I think there was a few lessons I learned for myself almost immediately. 

If the milk turns sour, you don't put it in the fridge and try it again tomorrow. You throw it the heck out. 
If you are too much for someone, let them go find less - you are worthy and deserving of a true love, not what you just went through. 
They are likely projecting their own faults and inability onto the relationship - don't be angry they don't see it your way, be thankful that you have the emotional intelligence to do things the right way. Also recognize they can only meet you as far as they've met themselves. 
Be gentle with yourself. This is hard. It's the hardest thing I've ever done. Time will help, time will help you heal. 
Put up boundaries NOW about how you need to be treated now and stick to them. Don't allow yourself to be completely accessible to someone who has proven inaccessible to you. 

Things will be ok. Message me if you need anything! I've been there 100% and I am HERE for you if you need an ear.


----------



## Mr.Married (Feb 21, 2018)

Don’t be quick to take him back when the new girlfriend doesn’t work out. It would be ironic if he was being catfished.


----------



## Luckylucky (Dec 11, 2020)

It’s a bit conniving and cunning that he moved you all away from friends and family and then dropped the bomb… perfect way to isolate you (and himself) from both families so they don’t see the truth.

This is the worst part of what I’m reading and smacks of serious cruelty.


----------



## frenchpaddy (May 31, 2021)

you moved a month ago it looks as he had an other love interest before he moved  and now that he is in a different city he wants her to join him , he thinks he can do the best for you who he still has feelings for but he loves the other


----------



## Sfort (Sep 28, 2019)

Burndownthedawn said:


> If the milk turns sour, you don't put it in the fridge and try it again tomorrow. You throw it the heck out.

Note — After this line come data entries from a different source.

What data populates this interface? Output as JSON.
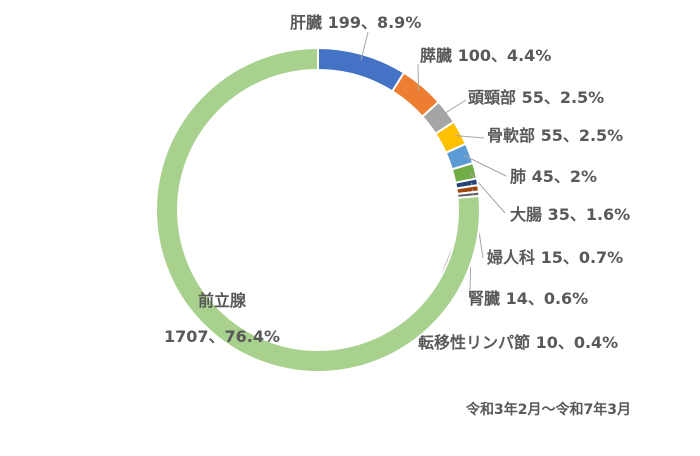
{
  "chart_data": {
    "type": "donut",
    "categories": [
      "肝臓",
      "膵臓",
      "頭頸部",
      "骨軟部",
      "肺",
      "大腸",
      "婦人科",
      "腎臓",
      "転移性リンパ節",
      "前立腺"
    ],
    "values": [
      199,
      100,
      55,
      55,
      45,
      35,
      15,
      14,
      10,
      1707
    ],
    "value_labels": [
      [
        "肝臓 199、8.9%"
      ],
      [
        "膵臓 100、4.4%"
      ],
      [
        "頭頸部 55、2.5%"
      ],
      [
        "骨軟部 55、2.5%"
      ],
      [
        "肺 45、2%"
      ],
      [
        "大腸 35、1.6%"
      ],
      [
        "婦人科 15、0.7%"
      ],
      [
        "腎臓 14、0.6%"
      ],
      [
        "転移性リンパ節 10、0.4%"
      ],
      [
        "前立腺",
        "1707、76.4%"
      ]
    ],
    "colors": [
      "#4472c4",
      "#ed7d31",
      "#a5a5a5",
      "#ffc000",
      "#5b9bd5",
      "#70ad47",
      "#264478",
      "#9e480e",
      "#636363",
      "#a9d18e"
    ],
    "note": "令和3年2月～令和7年3月"
  }
}
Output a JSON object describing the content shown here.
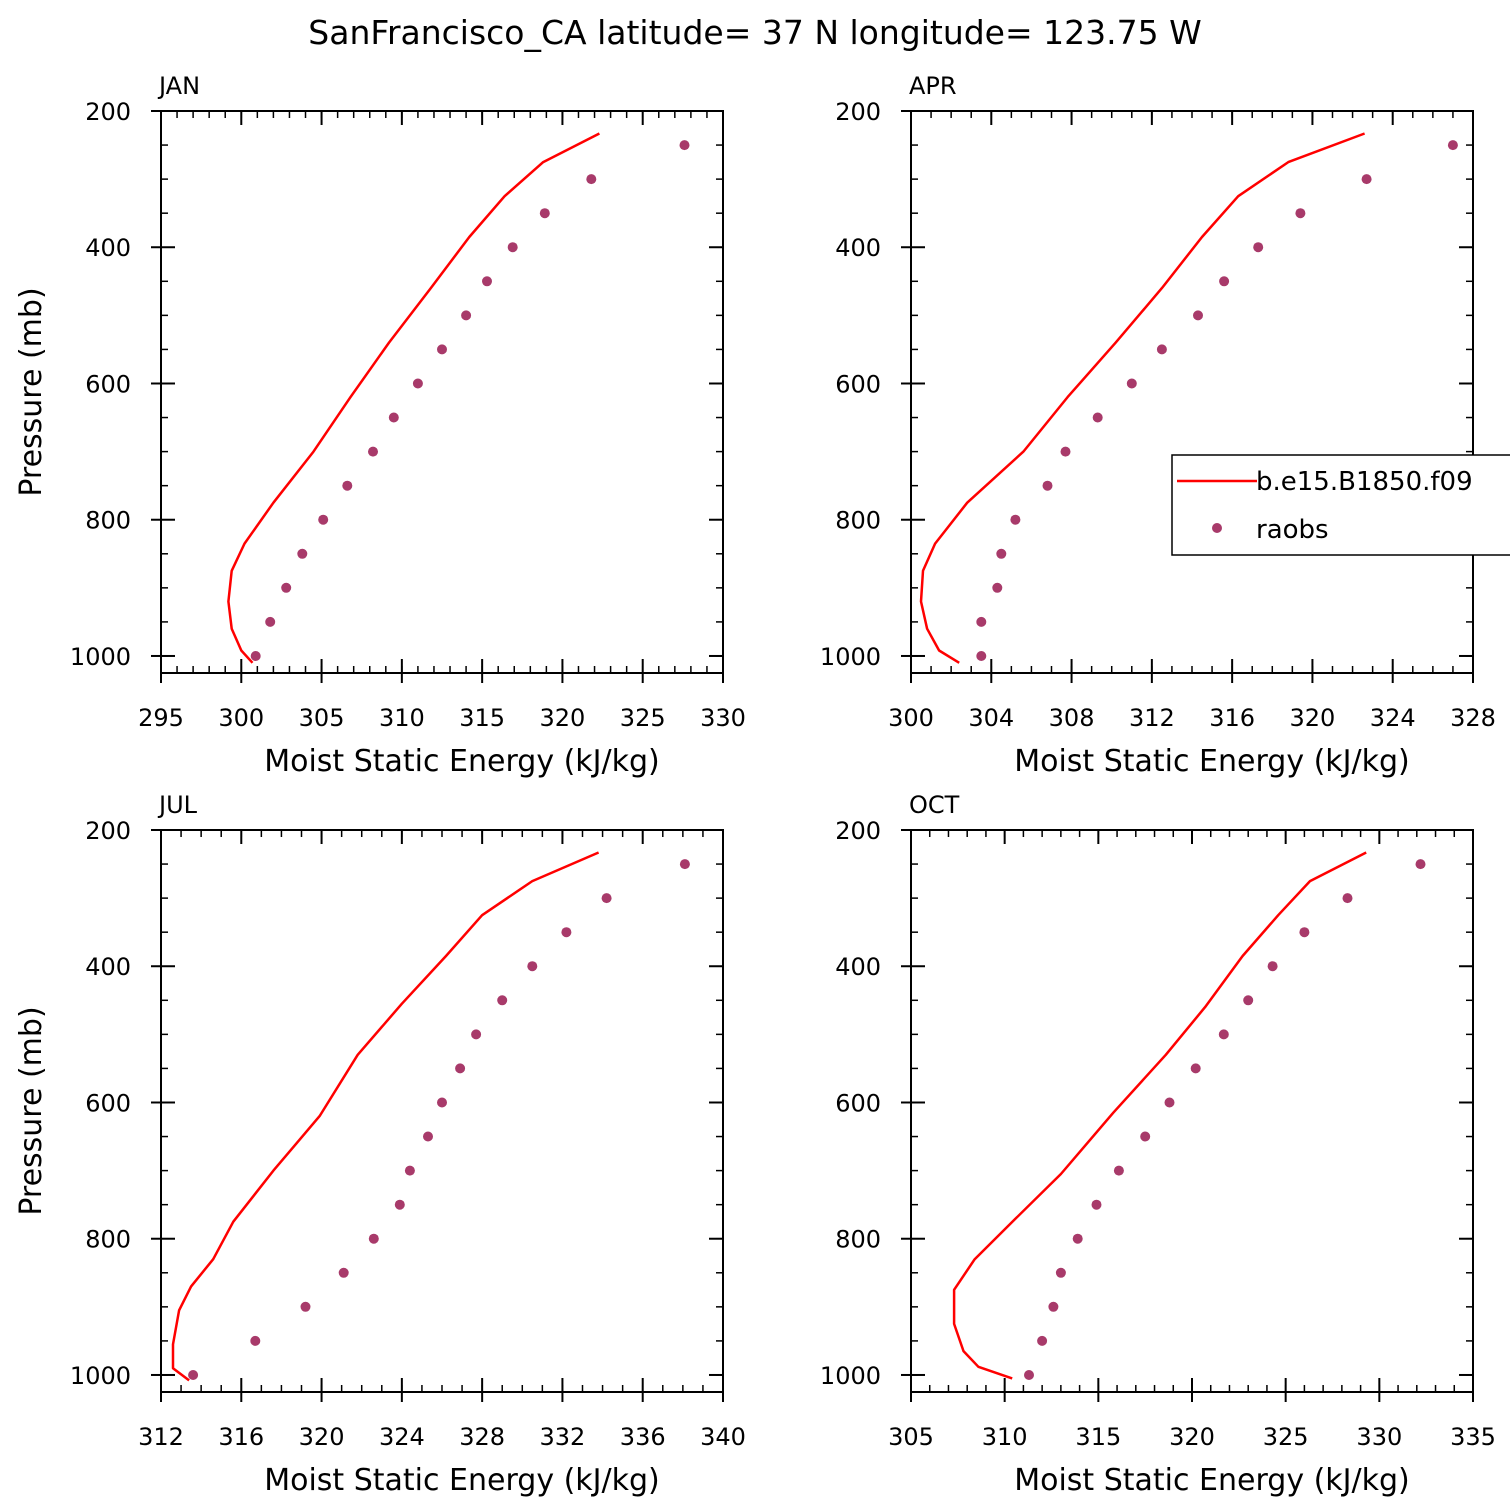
{
  "title": "SanFrancisco_CA  latitude= 37 N longitude= 123.75 W",
  "colors": {
    "model": "#ff0000",
    "raobs": "#a83a6a",
    "axis": "#000000"
  },
  "legend": {
    "model_label": "b.e15.B1850.f09",
    "raobs_label": "raobs",
    "placement": "right-of-APR"
  },
  "chart_data": [
    {
      "type": "line+scatter",
      "label": "JAN",
      "xlabel": "Moist Static Energy (kJ/kg)",
      "ylabel": "Pressure (mb)",
      "xlim": [
        295,
        330
      ],
      "xticks": [
        295,
        300,
        305,
        310,
        315,
        320,
        325,
        330
      ],
      "ylim": [
        1025,
        200
      ],
      "yticks": [
        200,
        400,
        600,
        800,
        1000
      ],
      "series": [
        {
          "kind": "line",
          "p": [
            1010,
            992,
            960,
            920,
            875,
            835,
            775,
            700,
            620,
            540,
            460,
            385,
            325,
            275,
            233
          ],
          "v": [
            300.7,
            300.0,
            299.4,
            299.2,
            299.4,
            300.2,
            302.0,
            304.5,
            306.8,
            309.2,
            311.8,
            314.2,
            316.4,
            318.8,
            322.3
          ]
        },
        {
          "kind": "scatter",
          "p": [
            250,
            300,
            350,
            400,
            450,
            500,
            550,
            600,
            650,
            700,
            750,
            800,
            850,
            900,
            950,
            1000
          ],
          "v": [
            327.6,
            321.8,
            318.9,
            316.9,
            315.3,
            314.0,
            312.5,
            311.0,
            309.5,
            308.2,
            306.6,
            305.1,
            303.8,
            302.8,
            301.8,
            300.9
          ]
        }
      ]
    },
    {
      "type": "line+scatter",
      "label": "APR",
      "xlabel": "Moist Static Energy (kJ/kg)",
      "ylabel": "",
      "xlim": [
        300,
        328
      ],
      "xticks": [
        300,
        304,
        308,
        312,
        316,
        320,
        324,
        328
      ],
      "ylim": [
        1025,
        200
      ],
      "yticks": [
        200,
        400,
        600,
        800,
        1000
      ],
      "series": [
        {
          "kind": "line",
          "p": [
            1010,
            992,
            960,
            920,
            875,
            835,
            775,
            700,
            620,
            540,
            460,
            385,
            325,
            275,
            233
          ],
          "v": [
            302.4,
            301.4,
            300.8,
            300.5,
            300.6,
            301.2,
            302.8,
            305.6,
            307.8,
            310.2,
            312.5,
            314.5,
            316.3,
            318.8,
            322.6
          ]
        },
        {
          "kind": "scatter",
          "p": [
            250,
            300,
            350,
            400,
            450,
            500,
            550,
            600,
            650,
            700,
            750,
            800,
            850,
            900,
            950,
            1000
          ],
          "v": [
            327.0,
            322.7,
            319.4,
            317.3,
            315.6,
            314.3,
            312.5,
            311.0,
            309.3,
            307.7,
            306.8,
            305.2,
            304.5,
            304.3,
            303.5,
            303.5
          ]
        }
      ]
    },
    {
      "type": "line+scatter",
      "label": "JUL",
      "xlabel": "Moist Static Energy (kJ/kg)",
      "ylabel": "Pressure (mb)",
      "xlim": [
        312,
        340
      ],
      "xticks": [
        312,
        316,
        320,
        324,
        328,
        332,
        336,
        340
      ],
      "ylim": [
        1025,
        200
      ],
      "yticks": [
        200,
        400,
        600,
        800,
        1000
      ],
      "series": [
        {
          "kind": "line",
          "p": [
            1008,
            990,
            955,
            905,
            870,
            830,
            775,
            700,
            620,
            530,
            455,
            385,
            325,
            275,
            233
          ],
          "v": [
            313.4,
            312.6,
            312.6,
            312.9,
            313.5,
            314.6,
            315.6,
            317.6,
            319.9,
            321.8,
            324.0,
            326.2,
            328.0,
            330.5,
            333.8
          ]
        },
        {
          "kind": "scatter",
          "p": [
            250,
            300,
            350,
            400,
            450,
            500,
            550,
            600,
            650,
            700,
            750,
            800,
            850,
            900,
            950,
            1000
          ],
          "v": [
            338.1,
            334.2,
            332.2,
            330.5,
            329.0,
            327.7,
            326.9,
            326.0,
            325.3,
            324.4,
            323.9,
            322.6,
            321.1,
            319.2,
            316.7,
            313.6
          ]
        }
      ]
    },
    {
      "type": "line+scatter",
      "label": "OCT",
      "xlabel": "Moist Static Energy (kJ/kg)",
      "ylabel": "",
      "xlim": [
        305,
        335
      ],
      "xticks": [
        305,
        310,
        315,
        320,
        325,
        330,
        335
      ],
      "ylim": [
        1025,
        200
      ],
      "yticks": [
        200,
        400,
        600,
        800,
        1000
      ],
      "series": [
        {
          "kind": "line",
          "p": [
            1005,
            988,
            965,
            925,
            875,
            830,
            770,
            705,
            615,
            530,
            460,
            385,
            325,
            275,
            233
          ],
          "v": [
            310.4,
            308.6,
            307.8,
            307.3,
            307.3,
            308.4,
            310.6,
            313.0,
            315.8,
            318.6,
            320.7,
            322.7,
            324.6,
            326.3,
            329.3
          ]
        },
        {
          "kind": "scatter",
          "p": [
            250,
            300,
            350,
            400,
            450,
            500,
            550,
            600,
            650,
            700,
            750,
            800,
            850,
            900,
            950,
            1000
          ],
          "v": [
            332.2,
            328.3,
            326.0,
            324.3,
            323.0,
            321.7,
            320.2,
            318.8,
            317.5,
            316.1,
            314.9,
            313.9,
            313.0,
            312.6,
            312.0,
            311.3
          ]
        }
      ]
    }
  ]
}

I need to remember that one.


----------



## Blondilocks (Jul 4, 2013)

Consult a divorce attorney pronto. No sex! No cooking, laundry, nothing for him. Go for alimony. He wants you to make this easy on him - screw him. Getting you to move and get him settled in is really selfish so return the favor.


----------



## coquille (May 8, 2018)

Sorry you are going through this. I wouldn't recommend you accept his "plan" of staying with you guys until he can leave and be on his own. Things will turn sour very quickly, especially if he is having an affair and he will be constantly messaging his affair partner. I would either kick him out or move back to the town where your families are and just tell them why you are moving back. But before anything else, I would file for divorce so that he starts paying you child support and spousal support. His move is extremely irresponsible and disgusting. Cut any contact and sex with him. Limit your interaction to what concern the kids only. No decent human being does this for his family. You need a support system to go through this, so moving back to live next to your family and friends is important now to help you navigate this difficult time.


----------



## DudeInProgress (Jun 10, 2019)

coquille said:


> Sorry you are going through this. I wouldn't recommend you accept his "plan" of staying with you guys until he can leave and be on his own. Things will turn sour very quickly, especially if he is having an affair and he will be constantly messaging his affair partner. I would either kick him out or move back to the town where your families are and just tell them why you are moving back. But before anything else, I would file for divorce so that he starts paying you child support and spousal support. His move is extremely irresponsible and disgusting. Cut any contact and sex with him. Limit your interaction to what concern the kids only. No decent human being does this for his family. You need a support system to go through this, so moving back to live next to your family and friends is important now to help you navigate this difficult time.


I second this. 
Do not allow him to exit your marriage at his convenience after detonating your marriage and family. Take control of the situation and get proactive right now. He gets no comfort, no convenience and no consideration if this is the path he wants.


----------



## Ursula (Dec 2, 2016)

I'm with @Sfort, he's met someone else, and doesn't want to be honest about it.


----------



## Luckylucky (Dec 11, 2020)

How are you doing OP? I was thinking of you away from your family and your situation. It must be hard being so isolated


----------